More than 5,000 applications were e-mailed to dealerships across North America, 3,500 more were sent by standard mail and 75,000 were bound into issues of the magazine for dealers to complete and return. In addition, more than 700 of the 3,000 dealers that were nominated by manufacturers and suppliers were called by Boating Industry’s editorial staff, notified of the program and urged to submit applications. In all, more than 400 usable applications were received.
Once the applications were received, the editors fully evaluated each one, conducted further research beyond the information provided — and many follow-up interviews as well — then sequestered themselves to discuss the merits of each application and supplemental materials.

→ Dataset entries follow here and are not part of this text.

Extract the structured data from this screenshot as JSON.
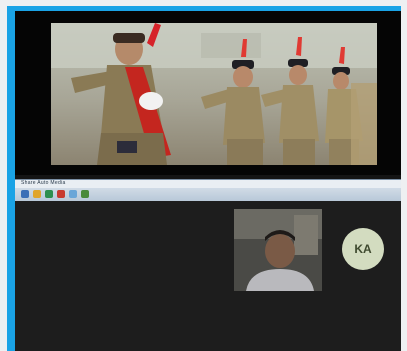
{
  "taskbar": {
    "text": "Share Auto Media"
  },
  "participant": {
    "initials": "KA",
    "avatar_color": "#d3dcc0"
  },
  "colors": {
    "frame": "#1aa3e6",
    "stage": "#050505",
    "call_bg": "#1d1d1d"
  }
}
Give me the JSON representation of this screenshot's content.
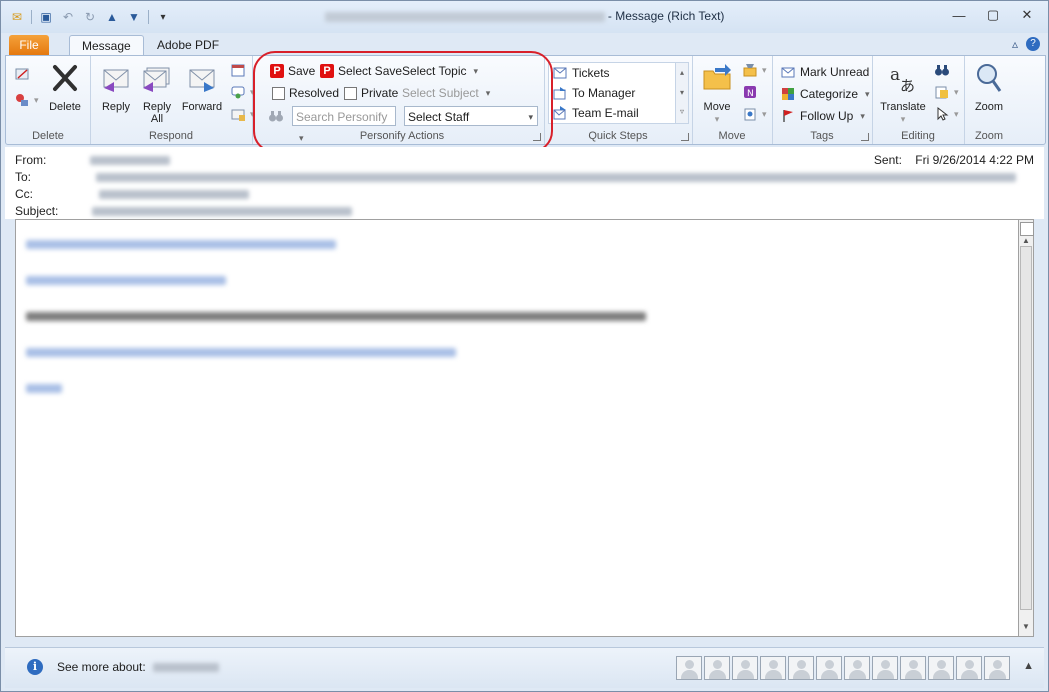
{
  "window": {
    "title_suffix": " - Message (Rich Text)",
    "controls": {
      "minimize": "—",
      "maximize": "▢",
      "close": "✕"
    }
  },
  "tabs": {
    "file": "File",
    "message": "Message",
    "pdf": "Adobe PDF"
  },
  "ribbon": {
    "delete": {
      "label": "Delete",
      "delete_btn": "Delete"
    },
    "respond": {
      "label": "Respond",
      "reply": "Reply",
      "reply_all_1": "Reply",
      "reply_all_2": "All",
      "forward": "Forward"
    },
    "personify": {
      "label": "Personify Actions",
      "save": "Save",
      "select_save": "Select Save",
      "select_topic": "Select Topic",
      "resolved": "Resolved",
      "private": "Private",
      "select_subject": "Select Subject",
      "search_personify": "Search Personify",
      "select_staff": "Select Staff"
    },
    "quicksteps": {
      "label": "Quick Steps",
      "items": [
        "Tickets",
        "To Manager",
        "Team E-mail"
      ]
    },
    "move": {
      "label": "Move",
      "move_btn": "Move"
    },
    "tags": {
      "label": "Tags",
      "mark_unread": "Mark Unread",
      "categorize": "Categorize",
      "follow_up": "Follow Up"
    },
    "editing": {
      "label": "Editing",
      "translate": "Translate"
    },
    "zoom": {
      "label": "Zoom",
      "zoom_btn": "Zoom"
    }
  },
  "header": {
    "from_label": "From:",
    "to_label": "To:",
    "cc_label": "Cc:",
    "subject_label": "Subject:",
    "sent_label": "Sent:",
    "sent_value": "Fri 9/26/2014 4:22 PM"
  },
  "people_pane": {
    "see_more": "See more about:"
  },
  "colors": {
    "accent": "#2f6cc0",
    "file_tab": "#e4780f",
    "highlight": "#d8202a"
  }
}
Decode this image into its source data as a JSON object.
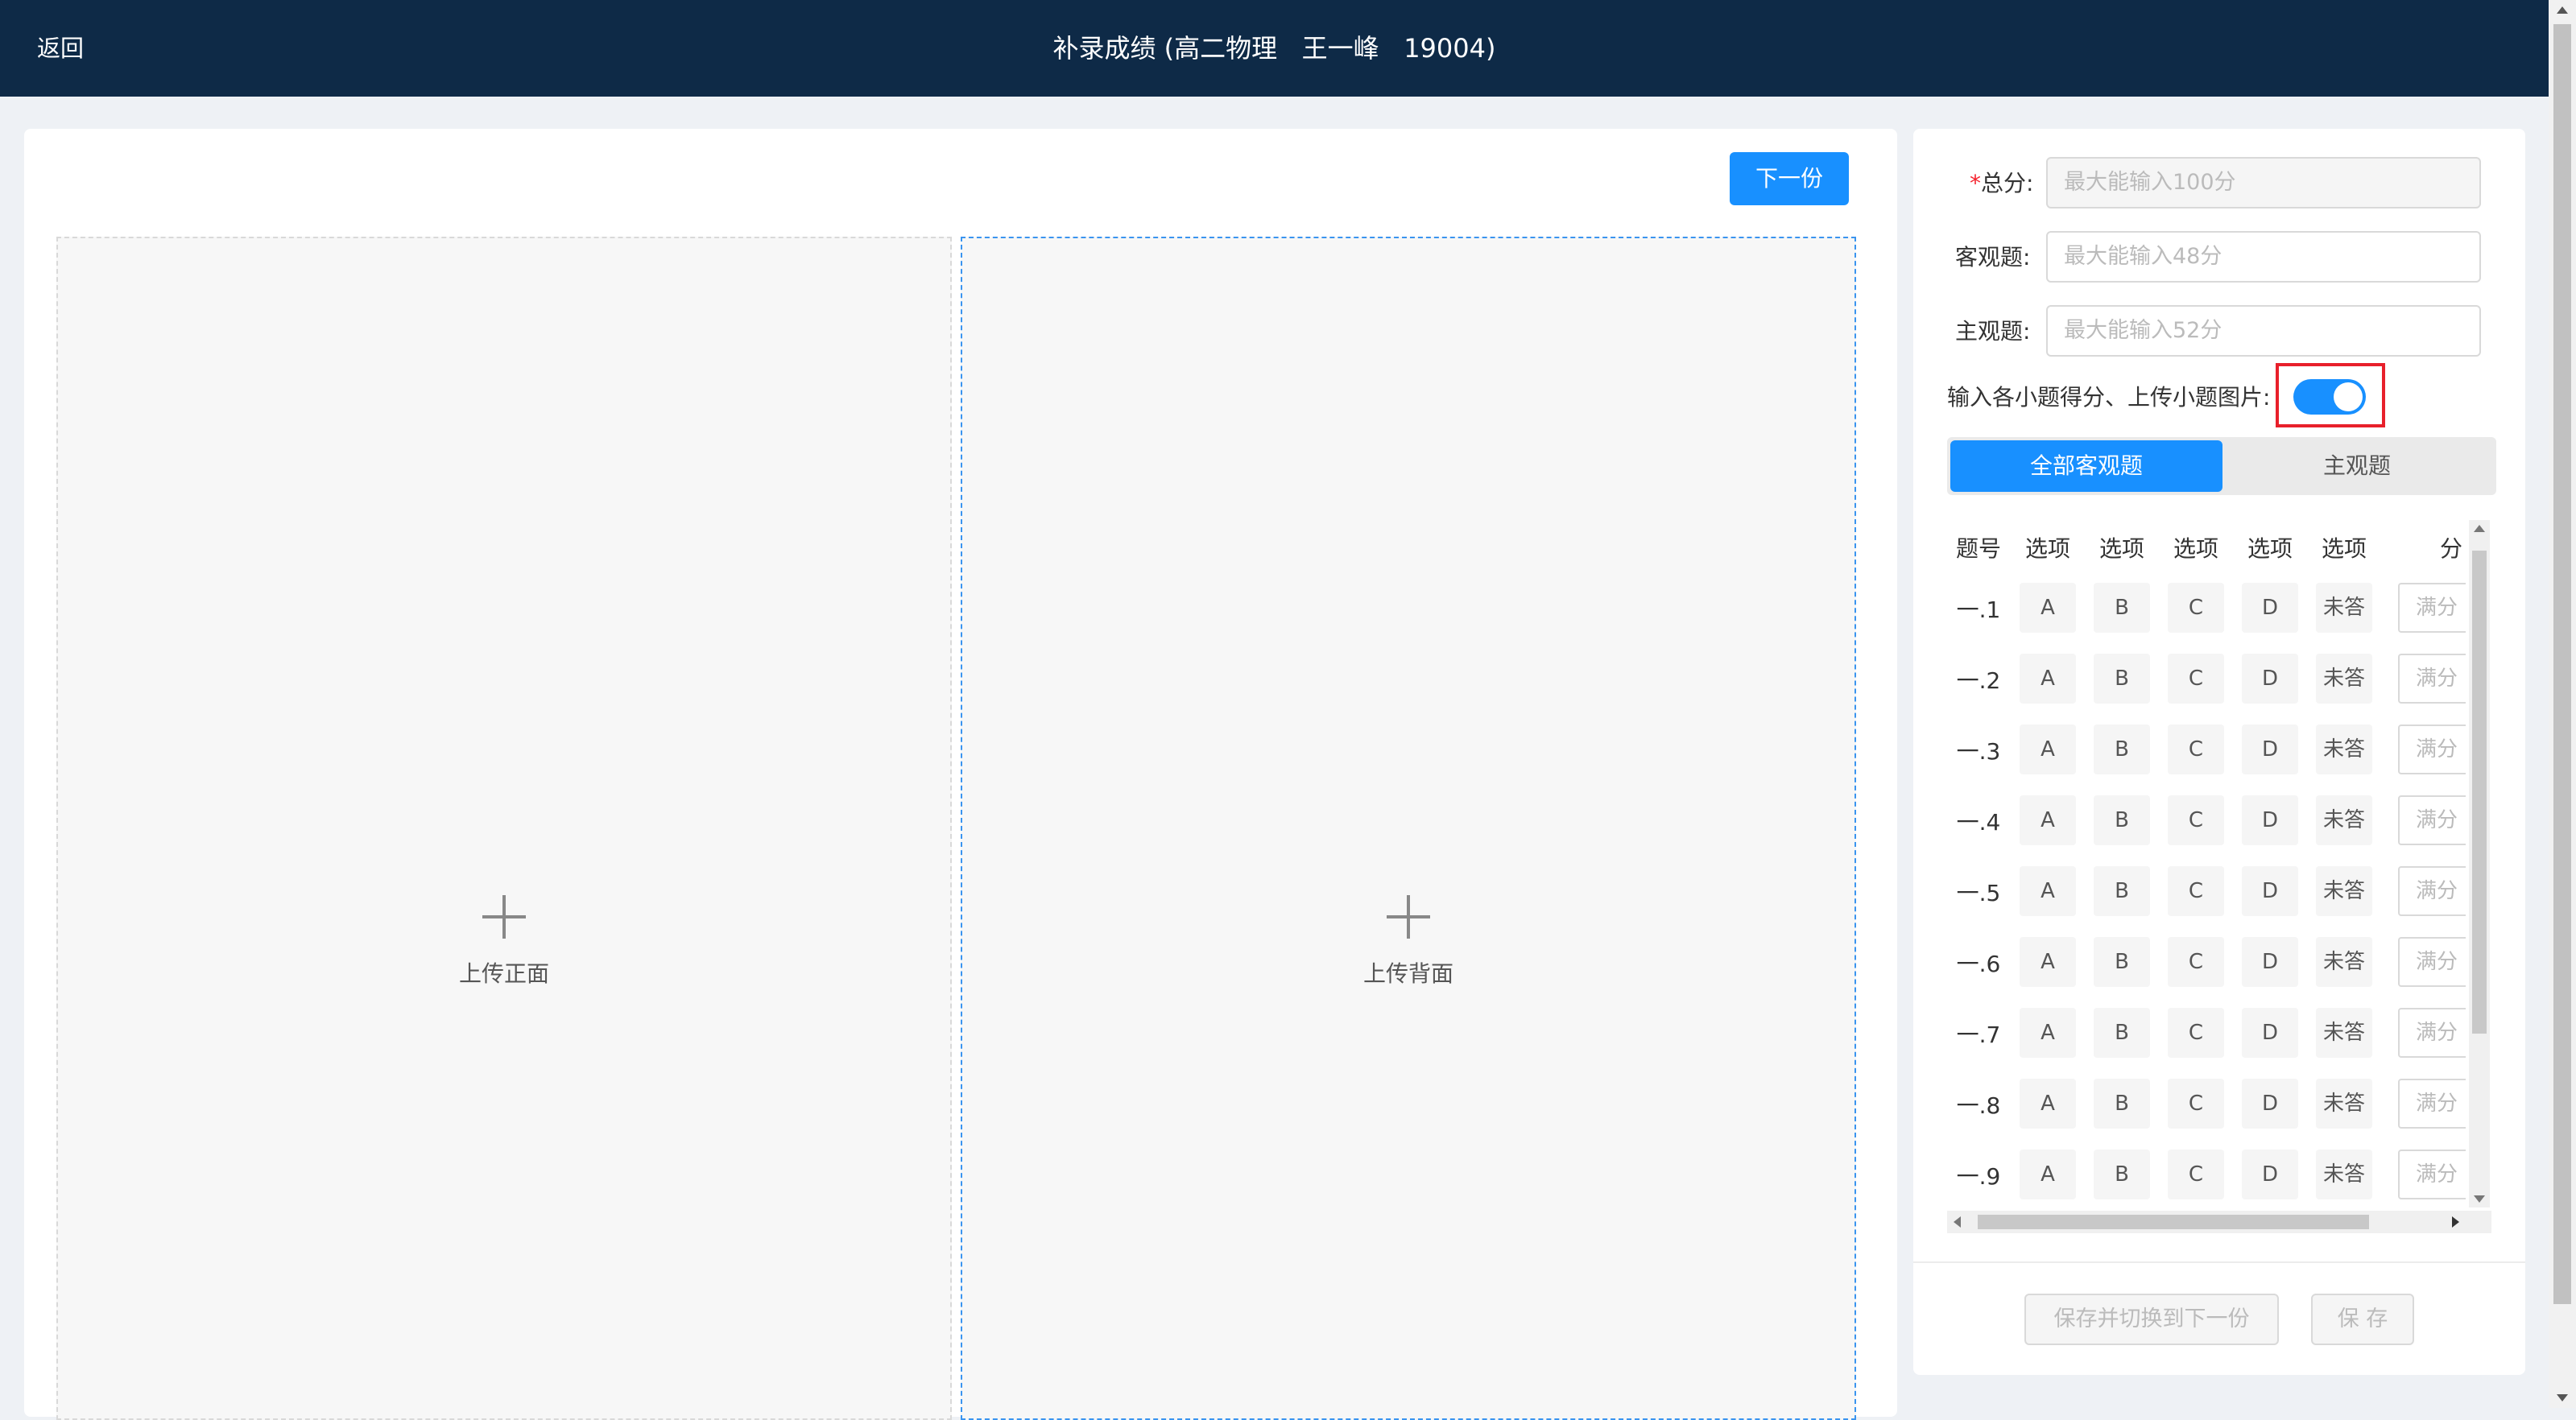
{
  "header": {
    "back_label": "返回",
    "title": "补录成绩 (高二物理   王一峰   19004)"
  },
  "left": {
    "next_label": "下一份",
    "upload_front_label": "上传正面",
    "upload_back_label": "上传背面"
  },
  "form": {
    "total": {
      "required_mark": "*",
      "label": "总分:",
      "placeholder": "最大能输入100分"
    },
    "objective": {
      "label": "客观题:",
      "placeholder": "最大能输入48分"
    },
    "subjective": {
      "label": "主观题:",
      "placeholder": "最大能输入52分"
    },
    "toggle_label": "输入各小题得分、上传小题图片:",
    "toggle_on": true
  },
  "tabs": [
    "全部客观题",
    "主观题"
  ],
  "table": {
    "headers": [
      "题号",
      "选项",
      "选项",
      "选项",
      "选项",
      "选项",
      "分"
    ],
    "options": [
      "A",
      "B",
      "C",
      "D",
      "未答"
    ],
    "score_placeholder": "满分",
    "rows": [
      "一.1",
      "一.2",
      "一.3",
      "一.4",
      "一.5",
      "一.6",
      "一.7",
      "一.8",
      "一.9"
    ]
  },
  "actions": {
    "save_next_label": "保存并切换到下一份",
    "save_label": "保 存"
  },
  "colors": {
    "header_bg": "#0e2a47",
    "primary": "#1890ff",
    "highlight_box": "#e8202b"
  }
}
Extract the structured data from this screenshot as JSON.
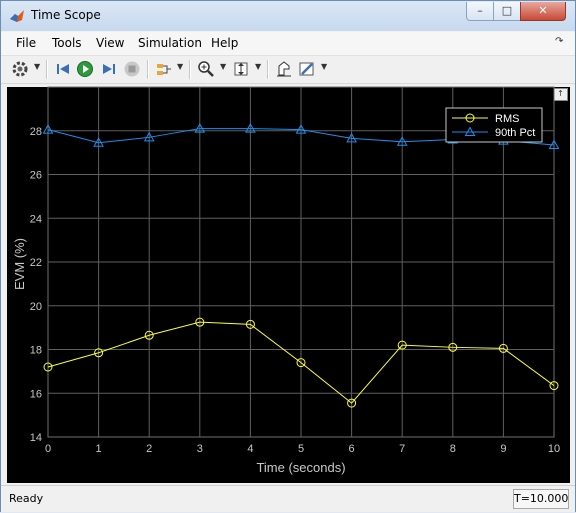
{
  "window": {
    "title": "Time Scope",
    "min_glyph": "–",
    "max_glyph": "□",
    "close_glyph": "✕"
  },
  "menu": {
    "items": [
      "File",
      "Tools",
      "View",
      "Simulation",
      "Help"
    ],
    "overflow_glyph": "↷"
  },
  "toolbar": {
    "icons": [
      "settings-icon",
      "step-back-icon",
      "run-icon",
      "step-forward-icon",
      "stop-icon",
      "signal-selector-icon",
      "zoom-in-icon",
      "autoscale-icon",
      "highlight-icon",
      "style-icon"
    ]
  },
  "status": {
    "text": "Ready",
    "time": "T=10.000"
  },
  "colors": {
    "rms": "#ffff33",
    "p90": "#1b8ff0",
    "grid": "#5f5f5f",
    "plot_bg": "#000000",
    "axis_text": "#c8c8c8"
  },
  "chart_data": {
    "type": "line",
    "xlabel": "Time (seconds)",
    "ylabel": "EVM (%)",
    "xlim": [
      0,
      10
    ],
    "ylim": [
      14,
      30
    ],
    "xticks": [
      0,
      1,
      2,
      3,
      4,
      5,
      6,
      7,
      8,
      9,
      10
    ],
    "yticks": [
      14,
      16,
      18,
      20,
      22,
      24,
      26,
      28
    ],
    "grid": true,
    "legend_position": "top-right",
    "x": [
      0,
      1,
      2,
      3,
      4,
      5,
      6,
      7,
      8,
      9,
      10
    ],
    "series": [
      {
        "name": "RMS",
        "marker": "circle",
        "values": [
          17.2,
          17.85,
          18.65,
          19.25,
          19.15,
          17.4,
          15.55,
          18.2,
          18.1,
          18.05,
          16.35
        ]
      },
      {
        "name": "90th Pct",
        "marker": "triangle",
        "values": [
          28.05,
          27.45,
          27.7,
          28.1,
          28.1,
          28.05,
          27.65,
          27.5,
          27.6,
          27.55,
          27.35
        ]
      }
    ]
  }
}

A point-based system was applied to each individual question for an initial tally. However, qualitative information was given a much greater weight than quantitative information, and numbers were far less important to the final rankings than attributes such as professionalism, customer service strategies, business planning processes, operational systems and procedures, marketing initiatives and a steadfast commitment to personal and professional development.